Here are some of the most common assault defense strategies:
- Self-defense: This is the most common strategy, with you proving that you were defending yourself as opposed to committing assault. To establish self-defense, you must be able to show a threat of harm, that you did not provoke the situation and that there was no other option available to you.
- Defense of another individual: This is similar to self-defense, with the primary difference being that you were protecting another person, such as a friend, spouse or child.
- Defense of property: With this, you’ll show that you only acted out as a means of protecting your property. For example, if someone comes after you on the street in an attempt to steal your wallet or purse, you can use reasonable force to protect yourself and your property.
- Consent: It’s not a commonly used defense strategy, but it’s one to consider depending on the circumstances.

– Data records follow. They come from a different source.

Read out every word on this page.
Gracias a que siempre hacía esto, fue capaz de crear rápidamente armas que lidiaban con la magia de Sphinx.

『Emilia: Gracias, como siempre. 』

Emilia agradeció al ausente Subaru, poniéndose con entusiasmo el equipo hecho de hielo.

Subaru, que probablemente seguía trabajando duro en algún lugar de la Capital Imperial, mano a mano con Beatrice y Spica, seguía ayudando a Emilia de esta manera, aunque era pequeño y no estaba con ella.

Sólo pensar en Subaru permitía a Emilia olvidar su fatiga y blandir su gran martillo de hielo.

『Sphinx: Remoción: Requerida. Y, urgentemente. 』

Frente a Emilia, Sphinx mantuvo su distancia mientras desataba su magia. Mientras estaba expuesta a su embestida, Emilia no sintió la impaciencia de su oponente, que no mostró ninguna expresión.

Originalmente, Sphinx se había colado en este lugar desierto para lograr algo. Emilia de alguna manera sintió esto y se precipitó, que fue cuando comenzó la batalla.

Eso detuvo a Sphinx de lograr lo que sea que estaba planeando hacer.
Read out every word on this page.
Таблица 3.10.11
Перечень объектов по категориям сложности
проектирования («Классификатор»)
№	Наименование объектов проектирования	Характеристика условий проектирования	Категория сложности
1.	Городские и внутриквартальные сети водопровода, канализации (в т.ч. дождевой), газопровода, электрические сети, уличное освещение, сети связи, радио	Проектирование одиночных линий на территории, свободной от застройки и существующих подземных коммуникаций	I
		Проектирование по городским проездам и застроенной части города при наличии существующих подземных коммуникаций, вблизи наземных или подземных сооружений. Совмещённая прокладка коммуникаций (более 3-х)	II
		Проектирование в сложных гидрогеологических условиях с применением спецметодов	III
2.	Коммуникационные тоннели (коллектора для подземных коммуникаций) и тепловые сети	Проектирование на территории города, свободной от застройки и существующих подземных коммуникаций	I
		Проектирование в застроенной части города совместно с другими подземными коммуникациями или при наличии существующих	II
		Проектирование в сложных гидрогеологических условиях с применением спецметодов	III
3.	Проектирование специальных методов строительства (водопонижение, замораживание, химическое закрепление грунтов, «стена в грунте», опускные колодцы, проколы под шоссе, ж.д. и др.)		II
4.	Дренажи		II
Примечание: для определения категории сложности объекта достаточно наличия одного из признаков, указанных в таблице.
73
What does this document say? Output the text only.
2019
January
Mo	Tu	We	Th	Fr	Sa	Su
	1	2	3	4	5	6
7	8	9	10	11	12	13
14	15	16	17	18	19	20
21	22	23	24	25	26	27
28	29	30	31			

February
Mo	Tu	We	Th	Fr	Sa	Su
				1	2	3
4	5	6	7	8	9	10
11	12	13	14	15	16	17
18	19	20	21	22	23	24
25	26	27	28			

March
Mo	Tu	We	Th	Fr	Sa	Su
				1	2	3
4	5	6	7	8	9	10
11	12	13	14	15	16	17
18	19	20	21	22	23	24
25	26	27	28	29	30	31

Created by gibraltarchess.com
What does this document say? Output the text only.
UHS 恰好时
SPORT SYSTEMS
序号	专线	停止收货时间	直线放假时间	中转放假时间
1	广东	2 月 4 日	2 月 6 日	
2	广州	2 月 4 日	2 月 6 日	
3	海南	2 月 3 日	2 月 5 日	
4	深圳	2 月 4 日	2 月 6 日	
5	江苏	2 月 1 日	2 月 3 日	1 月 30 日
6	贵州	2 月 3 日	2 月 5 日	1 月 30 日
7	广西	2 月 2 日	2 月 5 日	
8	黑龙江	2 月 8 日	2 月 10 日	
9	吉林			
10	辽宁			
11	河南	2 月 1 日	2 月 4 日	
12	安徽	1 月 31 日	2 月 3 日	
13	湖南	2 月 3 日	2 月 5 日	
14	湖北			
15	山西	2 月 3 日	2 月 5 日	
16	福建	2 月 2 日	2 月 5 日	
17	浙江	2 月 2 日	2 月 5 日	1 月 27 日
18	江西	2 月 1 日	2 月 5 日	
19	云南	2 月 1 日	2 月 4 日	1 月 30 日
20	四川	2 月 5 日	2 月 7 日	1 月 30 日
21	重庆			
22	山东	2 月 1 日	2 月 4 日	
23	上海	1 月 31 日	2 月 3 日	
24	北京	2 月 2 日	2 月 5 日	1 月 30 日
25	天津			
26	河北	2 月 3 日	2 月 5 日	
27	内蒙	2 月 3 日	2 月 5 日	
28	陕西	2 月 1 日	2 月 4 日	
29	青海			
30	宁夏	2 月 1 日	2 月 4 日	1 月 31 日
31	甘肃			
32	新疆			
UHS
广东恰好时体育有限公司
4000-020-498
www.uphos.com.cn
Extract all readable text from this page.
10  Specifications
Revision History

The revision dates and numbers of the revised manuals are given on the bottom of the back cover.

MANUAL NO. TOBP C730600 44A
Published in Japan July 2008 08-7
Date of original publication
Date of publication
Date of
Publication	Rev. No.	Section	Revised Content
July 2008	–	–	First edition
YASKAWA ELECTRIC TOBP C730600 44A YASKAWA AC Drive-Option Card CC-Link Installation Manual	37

If the other individual voluntarily consented to a violent act, then it’s not considered assault.
As you learn more about your charges and prepare for your case, it will become clear as to which assault defense strategy best suits your circumstances. In some cases, you may need to combine two or more strategies.
For instance, you may have acted in self-defense because someone attacked you with the idea of stealing personal property.
When formulating a defense strategy, it’s your goal to prevent a conviction and all the penalties associated with it. You should do whatever it takes to put yourself in the best position to avoid trouble.
It’s never easy to deal with the aftermath of assault charges, but there are things you can do to strengthen your case with the idea of putting it behind you.